I am currently developing an Android/iOS app that will use some older non platfrom specific libs written in C++ and exposed with extern C for usage in cinterop.
I have created the .klib and it runs just fine when compiled as .kexe. The problem is that i can not find the way how to include this .klib in Kotlin multipartform mobile project. I would want it to be accessible from commonMain so i could add some additional logic and bussines stuff above it.
I went trough posts like this:
But i cant get to import my “custom” lib in commonMain in any way. It is plain C code no system or platform specific calls.
No it’s not possible. You can only call C-code from kotlin-native (or from kotlin-jvm using something like jni). It’s not something you can do from common code or js.
I would be happy if anyone can correct me but right now it is not possible to share C-interop code between native and jvm. You can share that code between different native targets though (eg. macos and ios).
I’m not an expert on this but my understanding is that the klib format is used not only for native libraries but also for any kind of kotlin multiplatform library. That means that it can contain both common and native parts.
We’re about to plan for our future mobile app (current one is written in Qt/QML/C++ ugh).
I also want to avoid cross-platform frameworks because I don’t believe they’re sustainable when you need platform-specific and can’t afford working around glitches, incompatibilities.
For those reasons, I have in mind to go SwiftUI/Jetpack Compose (Beta released a few days ago, yes!) + KMM for reusability. However, like you, we have a C++ core that handles communication with our device and works fine. Instead of writing bindings for Swift and Kotlin separately, it would be nice to have our shared KMM layer link to our C++ lib (C API).
It works like a charm on iOS, but direct bindings on Android are not possible yet (you still need JNI part and import/export in Android part of the project).

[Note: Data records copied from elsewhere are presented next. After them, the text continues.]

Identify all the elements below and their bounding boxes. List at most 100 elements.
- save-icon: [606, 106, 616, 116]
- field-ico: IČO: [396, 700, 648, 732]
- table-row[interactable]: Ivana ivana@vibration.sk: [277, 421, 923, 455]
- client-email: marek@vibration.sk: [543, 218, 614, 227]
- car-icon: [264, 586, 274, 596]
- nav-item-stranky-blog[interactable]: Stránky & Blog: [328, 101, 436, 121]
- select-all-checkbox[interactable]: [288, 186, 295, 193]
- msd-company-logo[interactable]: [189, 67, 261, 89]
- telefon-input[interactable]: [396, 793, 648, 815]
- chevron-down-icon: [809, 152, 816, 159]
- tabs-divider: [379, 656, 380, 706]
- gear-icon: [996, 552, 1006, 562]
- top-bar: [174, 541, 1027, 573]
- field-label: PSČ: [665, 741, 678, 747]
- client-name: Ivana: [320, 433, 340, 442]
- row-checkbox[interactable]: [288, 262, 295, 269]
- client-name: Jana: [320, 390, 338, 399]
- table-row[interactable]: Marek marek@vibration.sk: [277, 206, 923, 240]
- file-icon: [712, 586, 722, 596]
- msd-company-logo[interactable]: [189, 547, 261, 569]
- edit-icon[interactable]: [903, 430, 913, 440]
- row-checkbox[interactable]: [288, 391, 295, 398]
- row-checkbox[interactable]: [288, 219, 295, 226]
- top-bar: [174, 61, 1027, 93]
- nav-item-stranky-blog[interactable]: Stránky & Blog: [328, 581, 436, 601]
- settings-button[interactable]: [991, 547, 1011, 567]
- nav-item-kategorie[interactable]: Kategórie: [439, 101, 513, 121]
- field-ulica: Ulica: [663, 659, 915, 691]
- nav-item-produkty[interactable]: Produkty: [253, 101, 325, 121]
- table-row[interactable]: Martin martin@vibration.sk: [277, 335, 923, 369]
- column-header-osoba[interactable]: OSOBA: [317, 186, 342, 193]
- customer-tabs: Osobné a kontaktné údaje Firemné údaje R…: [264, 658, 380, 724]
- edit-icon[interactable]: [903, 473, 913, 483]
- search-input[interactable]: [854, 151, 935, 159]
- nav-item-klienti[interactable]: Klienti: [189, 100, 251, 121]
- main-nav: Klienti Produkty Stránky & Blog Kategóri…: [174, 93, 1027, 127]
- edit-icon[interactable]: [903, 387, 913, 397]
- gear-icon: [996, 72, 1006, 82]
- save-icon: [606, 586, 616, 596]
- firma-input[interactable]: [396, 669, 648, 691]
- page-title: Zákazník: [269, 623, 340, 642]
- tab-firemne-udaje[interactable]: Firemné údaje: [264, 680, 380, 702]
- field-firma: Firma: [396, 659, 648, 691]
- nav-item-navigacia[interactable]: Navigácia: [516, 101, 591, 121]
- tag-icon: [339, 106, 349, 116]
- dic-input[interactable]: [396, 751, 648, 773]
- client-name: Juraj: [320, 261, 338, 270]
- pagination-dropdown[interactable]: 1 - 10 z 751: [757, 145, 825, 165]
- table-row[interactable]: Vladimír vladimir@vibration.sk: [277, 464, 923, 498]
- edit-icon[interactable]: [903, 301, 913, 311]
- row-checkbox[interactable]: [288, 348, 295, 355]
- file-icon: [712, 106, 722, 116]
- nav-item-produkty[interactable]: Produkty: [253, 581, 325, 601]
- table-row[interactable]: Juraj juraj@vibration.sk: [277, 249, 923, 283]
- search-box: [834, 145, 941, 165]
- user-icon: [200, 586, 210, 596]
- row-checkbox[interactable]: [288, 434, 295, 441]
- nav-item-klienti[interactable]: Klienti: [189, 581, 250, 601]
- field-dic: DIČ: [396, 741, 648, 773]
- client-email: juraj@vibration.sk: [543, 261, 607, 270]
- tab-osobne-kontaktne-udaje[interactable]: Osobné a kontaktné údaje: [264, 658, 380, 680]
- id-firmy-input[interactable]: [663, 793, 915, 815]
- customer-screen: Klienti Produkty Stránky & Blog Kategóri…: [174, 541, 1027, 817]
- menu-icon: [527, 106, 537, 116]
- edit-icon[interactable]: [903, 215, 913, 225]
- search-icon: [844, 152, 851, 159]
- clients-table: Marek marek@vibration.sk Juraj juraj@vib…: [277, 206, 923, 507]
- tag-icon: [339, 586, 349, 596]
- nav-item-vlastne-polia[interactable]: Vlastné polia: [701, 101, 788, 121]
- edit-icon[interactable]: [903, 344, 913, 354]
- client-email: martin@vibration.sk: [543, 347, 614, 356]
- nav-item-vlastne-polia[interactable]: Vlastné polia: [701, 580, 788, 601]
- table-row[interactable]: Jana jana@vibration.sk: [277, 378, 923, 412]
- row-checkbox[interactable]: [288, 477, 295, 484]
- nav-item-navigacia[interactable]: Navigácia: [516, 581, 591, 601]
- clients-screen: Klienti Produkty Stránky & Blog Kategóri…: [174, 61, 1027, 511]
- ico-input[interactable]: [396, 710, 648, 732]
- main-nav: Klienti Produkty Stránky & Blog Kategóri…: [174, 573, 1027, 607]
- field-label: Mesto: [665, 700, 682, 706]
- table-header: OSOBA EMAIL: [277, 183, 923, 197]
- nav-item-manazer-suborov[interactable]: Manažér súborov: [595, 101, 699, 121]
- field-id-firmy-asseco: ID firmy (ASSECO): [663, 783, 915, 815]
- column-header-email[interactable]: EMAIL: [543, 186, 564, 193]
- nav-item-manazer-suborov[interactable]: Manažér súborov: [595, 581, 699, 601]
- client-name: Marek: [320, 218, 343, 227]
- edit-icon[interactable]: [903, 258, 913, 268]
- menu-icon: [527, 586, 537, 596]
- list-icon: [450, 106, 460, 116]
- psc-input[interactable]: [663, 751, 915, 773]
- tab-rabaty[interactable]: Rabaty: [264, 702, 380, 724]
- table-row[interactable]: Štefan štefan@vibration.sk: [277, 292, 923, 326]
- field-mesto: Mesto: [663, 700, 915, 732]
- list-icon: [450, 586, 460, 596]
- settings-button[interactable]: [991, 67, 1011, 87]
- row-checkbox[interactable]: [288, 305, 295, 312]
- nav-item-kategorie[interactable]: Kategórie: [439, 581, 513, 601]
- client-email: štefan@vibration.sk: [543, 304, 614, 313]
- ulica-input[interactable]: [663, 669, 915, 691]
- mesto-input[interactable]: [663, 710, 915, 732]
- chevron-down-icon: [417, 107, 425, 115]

There is a feature request open regarding this issue, but no timeline given yet.
After some messing around we decided to go with Flutter (Dart:ffi for C interoperability), since it offered us the fastest and friendliest experience . Other contenders were Xamarin , KMM.
I also want to avoid cross-platform frameworks because I don’t believe they’re sustainable when you need platform-specific and can’t afford working around glitches, incompatibilities.
I agree with you here. But still even though Kotlin Multiplatform looks excellent on paper and probably has a bright future, it is in my opinion currently still a little bit to young to use in some serious use case.
Sorry for the late reply.
Thank you for taking the time to answer!
I understand. In our case, since it’s going to be a relatively small app and we don’t have the manpower to absorb not only native dev (Swift/Kotlin) but also Dart/Flutter, we will go full native and link with our C++ cross-platform library that contains the communication layer with our hardware product. We will need to provide and maintain native bindings on top of that C++ library. Eventually, we will see if adding KMM can save us repeating a substantial amount of business logic code.
I had too many hurdles with previous cross-platform frameworks. I want us to be free like the wind now. heh
After much trying I think I’m going to go down that route too. I’m sticking with a C++ core. KMM looks promising to expose C++ to both Android and iOS via a single Kotlin library, but so far I just haven’t been able to expose my .klib (which I compiled using cinterop) to the Android app. Didn’t even try exposing to iOS as if I can’t get it to work with Android too then there’s no point.
Will definitely be switching over if this works one day. Working with a single Kotlin code base for iOS and Android would be much nicer than maintaing Swift and Kotlin code.